III. The Office of Inspector General’s Work Plan for Fiscal Year 2016 highlights renewed interest in adequate DME supplier documentation. DME audits will be a focus in the upcoming year.
The United States Department of Health and Human Services (HHS) Office of Inspector General (OIG) recently released its Fiscal Year 2016 Work Plan. This annual publication identifies new and ongoing investigative, enforcement, and compliance activities HHS-OIG has decided to allocate resources to. For 2016, HHS-OIG has added the review of Medicare Part B payments for orthotic braces to its agenda. Specifically, HHS-OIG intends to determine whether DME suppliers’ claims were medically necessary and were supported in accordance with Medicare requirements because prior OIG work indicated that some suppliers were billing for items that were medically unnecessary “ or were not documented in accordance with Medicare requirements”. (emphasis supplied). There are also ongoing agenda items pertaining to power mobility devices and nebulizer machines (and related drugs) to ensure supplier compliance with Medicare requirements. Based on the Work Plan, DME suppliers should expect that postpayment medical review audits will continue, if not increase, this coming fiscal year.
IV. DME audits are here to stay but there are a number of steps a supplier can take to reduce their level of risk.

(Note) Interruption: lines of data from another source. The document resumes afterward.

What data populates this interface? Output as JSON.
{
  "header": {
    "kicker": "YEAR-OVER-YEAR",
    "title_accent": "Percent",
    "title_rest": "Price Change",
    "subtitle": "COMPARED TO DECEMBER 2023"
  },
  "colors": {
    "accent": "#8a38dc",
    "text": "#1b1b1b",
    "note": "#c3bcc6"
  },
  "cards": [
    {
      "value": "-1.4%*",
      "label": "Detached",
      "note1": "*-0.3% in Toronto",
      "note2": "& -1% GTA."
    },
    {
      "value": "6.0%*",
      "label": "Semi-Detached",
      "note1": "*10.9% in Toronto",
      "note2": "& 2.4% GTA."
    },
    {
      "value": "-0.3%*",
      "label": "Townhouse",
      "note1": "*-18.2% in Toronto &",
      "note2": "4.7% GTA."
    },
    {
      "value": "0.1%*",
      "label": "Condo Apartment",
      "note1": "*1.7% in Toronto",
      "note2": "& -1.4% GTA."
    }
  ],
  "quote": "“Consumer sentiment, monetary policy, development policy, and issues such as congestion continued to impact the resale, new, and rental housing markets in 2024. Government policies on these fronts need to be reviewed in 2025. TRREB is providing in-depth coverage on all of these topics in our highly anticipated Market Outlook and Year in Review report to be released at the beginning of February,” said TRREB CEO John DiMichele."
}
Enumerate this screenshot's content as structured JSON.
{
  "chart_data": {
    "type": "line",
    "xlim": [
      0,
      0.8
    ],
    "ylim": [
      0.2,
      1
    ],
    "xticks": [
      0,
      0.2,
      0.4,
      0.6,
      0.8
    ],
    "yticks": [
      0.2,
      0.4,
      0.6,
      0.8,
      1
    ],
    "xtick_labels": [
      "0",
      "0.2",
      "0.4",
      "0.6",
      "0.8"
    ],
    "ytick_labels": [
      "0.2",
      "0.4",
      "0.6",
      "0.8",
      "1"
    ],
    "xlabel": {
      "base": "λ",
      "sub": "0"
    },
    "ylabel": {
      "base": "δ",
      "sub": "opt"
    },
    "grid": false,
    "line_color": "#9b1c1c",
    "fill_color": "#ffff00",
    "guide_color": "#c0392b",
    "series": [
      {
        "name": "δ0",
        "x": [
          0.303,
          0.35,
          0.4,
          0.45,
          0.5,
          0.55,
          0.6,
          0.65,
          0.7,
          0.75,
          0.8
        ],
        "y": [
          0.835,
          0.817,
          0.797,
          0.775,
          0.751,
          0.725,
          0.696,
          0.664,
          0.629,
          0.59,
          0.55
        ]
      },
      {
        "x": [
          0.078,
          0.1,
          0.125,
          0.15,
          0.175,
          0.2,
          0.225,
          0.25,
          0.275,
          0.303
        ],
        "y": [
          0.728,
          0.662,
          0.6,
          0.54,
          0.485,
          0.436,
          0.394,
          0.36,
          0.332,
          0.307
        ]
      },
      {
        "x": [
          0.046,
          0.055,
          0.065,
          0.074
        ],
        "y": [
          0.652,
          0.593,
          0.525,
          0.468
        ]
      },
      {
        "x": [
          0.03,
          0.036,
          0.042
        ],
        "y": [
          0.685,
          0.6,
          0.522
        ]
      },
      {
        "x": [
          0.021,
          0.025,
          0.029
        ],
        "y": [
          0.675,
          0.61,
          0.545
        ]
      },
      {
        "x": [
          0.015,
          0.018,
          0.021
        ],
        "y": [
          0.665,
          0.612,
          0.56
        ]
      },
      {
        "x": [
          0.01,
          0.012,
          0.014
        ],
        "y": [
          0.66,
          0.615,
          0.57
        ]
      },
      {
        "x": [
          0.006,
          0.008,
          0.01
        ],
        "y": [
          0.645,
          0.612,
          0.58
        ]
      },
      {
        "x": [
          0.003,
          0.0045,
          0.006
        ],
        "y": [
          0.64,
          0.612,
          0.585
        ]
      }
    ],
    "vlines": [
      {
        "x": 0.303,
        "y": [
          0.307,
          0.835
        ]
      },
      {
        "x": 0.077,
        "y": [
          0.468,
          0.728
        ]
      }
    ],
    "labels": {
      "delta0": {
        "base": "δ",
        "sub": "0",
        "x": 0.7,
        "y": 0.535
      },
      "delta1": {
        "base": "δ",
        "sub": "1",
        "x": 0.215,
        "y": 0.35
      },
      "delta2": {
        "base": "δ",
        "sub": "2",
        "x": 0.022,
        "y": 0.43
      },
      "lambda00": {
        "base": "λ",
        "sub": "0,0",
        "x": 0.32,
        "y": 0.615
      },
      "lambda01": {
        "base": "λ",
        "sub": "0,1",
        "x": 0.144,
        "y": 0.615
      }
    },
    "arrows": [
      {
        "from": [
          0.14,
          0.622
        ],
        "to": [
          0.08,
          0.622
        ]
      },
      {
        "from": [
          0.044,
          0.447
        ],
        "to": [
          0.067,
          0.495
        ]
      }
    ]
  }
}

DME audits in 2016 aren't mere speculation — they are a certainty. Fortunately, even though this requirement is burdensome, there are steps DME suppliers can take to mitigate their risk. These include,
- Instituting a policy whereby you collect patient medical records immediately upon receipt of a physician order. As discussed previously, you should not distribute a DME item unless and until you have received the necessary medical records. Again, the time-consuming nature of this task and the delay in distribution of the item will be far less painful than the probable extrapolated overpayment demand based on a contractor’s audit that will likely take years and significant financial resources to defend against.
- Educating your team, including your local representatives, regarding the documentation that you need on file in order to distribute an item.
- Educating the provider community about what you need in order to process a DME item for distribution.
- Hiring a third-party like a health care attorney to audit a sample of your claims on an annual basis (or more frequently, depending on the size of your company and the types of DME items your company distributes).
- Regularly checking up on and reviewing payor guidance. For example, you should regularly be searching the Medicare Local Coverage Determination database for guidance on all Current Procedural Terminology codes billed by your company.
Implementing these measures will be critical to the ongoing success of your company.